While everyone will accept that it behoves society to look out for those on the lowest rungs, is inequality just the trade-off of an economic system that works? Why is inequality in itself a bad thing?
Robert H Frank, a professor of economics at Cornell University, describes in his recent book, The Darwin Economy, how a chasm between the very wealthy and the rest of society can start distorting behaviour and prices through “expenditure cascades”. When top earners start spending more than ever before, by buying bigger mansions or staging more elaborate weddings for their children, it filters down the food chain. Through their spending, the rich shift the frame of reference that shapes the demands of the group below them, says Frank.
In Singapore, this can be seen in the housing market. When buyers start bidding up prices at luxury developments such as Ardmore Park or Sentosa Cove, it sets new benchmarks for other properties on Singapore’s limited land mass. That in turn pushes up prices for apartments in the broader market. It even creates new classes of properties like shoebox flats. Eventually, this affects HDB flats in the secondary market, where prices have shot up 81% since end-2006.
When income gains aren’t keeping pace with asset price rises, affordability is curbed.
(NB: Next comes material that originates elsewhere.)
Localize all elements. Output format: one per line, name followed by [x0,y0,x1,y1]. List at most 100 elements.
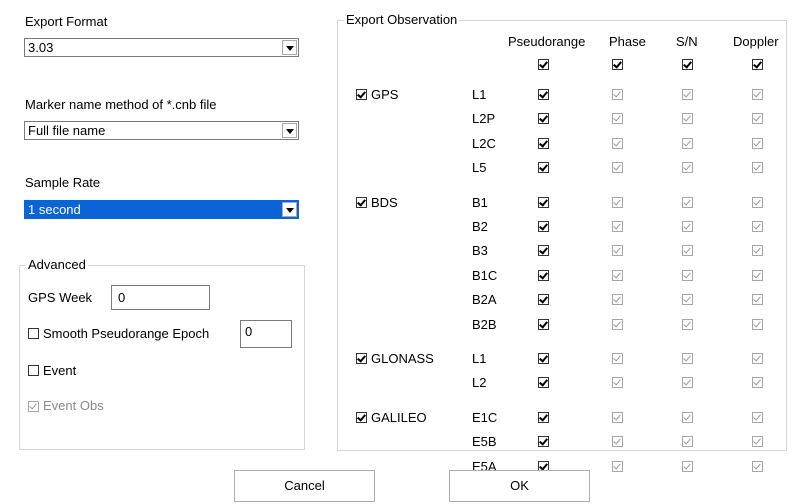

Daiwa Capital Markets estimates that currently, the multiple of home prices to annual household income is 15.7 times. That is 11% higher than the average since 2000.
Moreover, an economy that provides disproportionate and growing returns to the already wealthy runs the risk of perpetuating a sense of entitlement among its elite. That ultimately becomes a political issue instead of just an economic problem, as it has in the US. As the Greek philosopher Plutarch said: “An imbalance between rich and poor is the oldest and most fatal ailment of all republics.”
In Singapore, people have stuck together largely because their lives have improved with each successive generation, indicating that economic mobility has been attainable for most. That is an aspect of our society we should work hard to preserve.